David Le Breton poursuit : Quand on prend son vélo, on est immergé dans son histoire personnelle, on se souvient de son apprentissage, de son premier vélo… On est dans un rapport plus réflexif avec son vélo qu’avec sa voiture ou sa trottinette électrique. Il y a toujours une attention très affective portée à l’objet. À vélo, il y a une célébration de tous les sens. Vous voyez le monde tout entier, vous respirez les tilleuls, vous êtes actifs et dans une conscience du présent. Le confinement nous a ramenés au désir de nous réapproprier sensoriellement, physiquement, un monde qui nous avait manqué.
Se réapproprier sensoriellement le monde
Le confinement et les contraintes de déplacements nous ont en effet amenés à revisiter nos valeurs. Lors du premier confinement, au printemps 2020, on a redécouvert le silence. Il y a eu une revanche de cette saveur du monde qui nous est mesurée à cause de la circulation automobile. Tout cela nous a ramenés au vélo et à ce désir de nous réapproprier sensoriellement, physiquement, un monde qui nous avait manqué. En retrouvant le vélo, on a aussi retrouvé notre enfance, ce qui participe d’une dimension sentimentale très forte.
Éloge de la flânerie
Le vélo c’est le jeu de vivre, c’est redevenir artisan de soi et de son rapport au monde alors que la voiture instruit au contraire la passivité et l’aseptisation des sens. Le vélo fait l’éloge de la flânerie, de la lenteur et de l’attention au monde et à soi. Comme la marche, c’est une manière de prendre son temps et ne plus laisser le temps nous prendre. Le vélo est une flânerie que le monde ultralibéral récuse. Le vélo fait au contraire l’éloge de cette flânerie, de la lenteur et de l’attention au monde et à soi.
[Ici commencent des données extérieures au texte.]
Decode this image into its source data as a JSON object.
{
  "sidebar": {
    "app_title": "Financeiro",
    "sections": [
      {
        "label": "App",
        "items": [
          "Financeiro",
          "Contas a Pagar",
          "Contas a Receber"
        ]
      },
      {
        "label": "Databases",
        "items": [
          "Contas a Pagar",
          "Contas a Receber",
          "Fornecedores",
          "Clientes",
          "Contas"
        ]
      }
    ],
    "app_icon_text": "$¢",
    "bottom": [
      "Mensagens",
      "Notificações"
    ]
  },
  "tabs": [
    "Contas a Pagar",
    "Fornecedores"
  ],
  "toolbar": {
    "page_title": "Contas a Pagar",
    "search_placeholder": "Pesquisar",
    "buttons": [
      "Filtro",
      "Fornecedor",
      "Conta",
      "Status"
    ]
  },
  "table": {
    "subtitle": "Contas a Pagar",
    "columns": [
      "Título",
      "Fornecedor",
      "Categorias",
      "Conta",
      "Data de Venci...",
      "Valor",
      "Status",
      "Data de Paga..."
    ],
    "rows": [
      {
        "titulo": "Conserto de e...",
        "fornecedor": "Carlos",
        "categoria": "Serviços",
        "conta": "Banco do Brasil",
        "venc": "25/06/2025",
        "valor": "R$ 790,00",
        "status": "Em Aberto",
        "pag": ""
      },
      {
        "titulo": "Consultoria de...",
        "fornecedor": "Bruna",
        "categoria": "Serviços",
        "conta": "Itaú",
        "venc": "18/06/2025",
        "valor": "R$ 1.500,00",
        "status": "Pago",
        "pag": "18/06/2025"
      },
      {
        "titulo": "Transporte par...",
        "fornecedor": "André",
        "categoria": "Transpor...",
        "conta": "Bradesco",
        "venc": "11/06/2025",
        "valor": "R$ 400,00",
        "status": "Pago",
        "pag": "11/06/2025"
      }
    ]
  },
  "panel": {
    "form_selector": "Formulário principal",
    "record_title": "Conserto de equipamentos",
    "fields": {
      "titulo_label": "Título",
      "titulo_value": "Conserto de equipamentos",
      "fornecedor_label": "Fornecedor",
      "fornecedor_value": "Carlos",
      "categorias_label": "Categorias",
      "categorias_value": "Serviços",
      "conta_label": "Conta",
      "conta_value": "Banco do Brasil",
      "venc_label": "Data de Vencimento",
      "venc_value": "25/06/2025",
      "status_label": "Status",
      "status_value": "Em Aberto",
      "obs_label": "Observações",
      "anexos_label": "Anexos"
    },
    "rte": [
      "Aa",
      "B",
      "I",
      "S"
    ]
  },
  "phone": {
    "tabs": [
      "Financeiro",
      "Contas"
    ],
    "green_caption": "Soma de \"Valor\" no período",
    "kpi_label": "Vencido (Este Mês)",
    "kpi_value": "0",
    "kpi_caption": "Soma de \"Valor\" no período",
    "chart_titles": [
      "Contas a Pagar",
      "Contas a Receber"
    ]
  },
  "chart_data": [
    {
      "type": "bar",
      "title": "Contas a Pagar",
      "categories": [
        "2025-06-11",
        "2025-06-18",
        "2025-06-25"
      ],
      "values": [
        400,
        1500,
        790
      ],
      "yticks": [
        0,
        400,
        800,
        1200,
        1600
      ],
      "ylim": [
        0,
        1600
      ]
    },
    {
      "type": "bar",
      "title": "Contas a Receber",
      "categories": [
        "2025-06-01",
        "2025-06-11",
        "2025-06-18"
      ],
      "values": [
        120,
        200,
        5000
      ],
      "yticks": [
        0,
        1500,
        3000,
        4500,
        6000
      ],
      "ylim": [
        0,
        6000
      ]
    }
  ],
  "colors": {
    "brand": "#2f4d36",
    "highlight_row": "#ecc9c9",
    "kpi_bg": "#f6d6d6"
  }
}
Pour flâner mieux et plus loin
Le Breton D. (2020), En roue libre, une anthropologie sentimentale du vélo, éditions Terre urbaine
Commentaires
Ce bel hommage à la roue libre, à l'effort mesuré, invitation à l'envol des idées encore plus que celui des corps, aurait-il jeté un voile épais sur "InserJeunes", dernier nudge à la mode, que le journal L'Humanité expose dans ses colonnes d'aujourd'hui 9 mars ? Ce site (www.inserjeunes.gouv.fr) d'informations parfaitement orientées et biaisées veut pousser les jeunes à délaisser le Lycée professionnel - lequel ne devrait s'appeler que Lycée tout court - pour s'engager sur la voie de l'apprentissage patronal. Il est surtout déloyal en mettant en avant des chiffres (taux de poursuites d'études, taux de réussite à l'examen, taux d'insertion dans l'entreprise) non vérifiables en général. Je pourrai y revenir.
JPL
Je ne sais pas si le site gouvernemental «Inserjeunes» constitue une engeance gouvernementale «orientée et biaisée» favorisant «l'apprentissage patronal» au détriment du lycée professionnel. D'après ce que l'on en sait, il est construit à partir des bases de données de l'ONISEP qui, bien qu'office gouvernemental, a toujours, depuis sa création en 1970 et quels que soient les gouvernements, honoré avec rigueur dans ses publications le principe d'information vérifiée au détriment de l'information biaisée. Il est vrai toutefois que, sur les statistiques d'insertion dans l'emploi, la tâche est ardue. Choisir des stats 6 mois après la sortie de formation est en effet notoirement insuffisant tant l'insertion des jeunes est, à ce moment-là, peu stabilisée. Choisir en outre de publier des stats d'insertion nationales est peu parlant et peu utile tant les parcours de vie des jeunes concernés sont en général concentrés dans ce cas sur un bassin d'emploi, un département, une région, une agglomération (stats régionales absentes sur inserjeunes). Ce qui me questionne le plus quant à ce site institutionnel, c'est de sembler opposer l'apprentissage dit «patronal» à la «nouvelle voie professionnelle scolaire», omettant ainsi que le lycée professionnel offre aussi, depuis plusieurs décennies, un «apprentissage patronal» dans ses murs. Avec succès d'ailleurs. Signalons aussi, depuis 1970, l'importance trop méconnue des enquêtes longitudinales du CEREQ à ce sujet.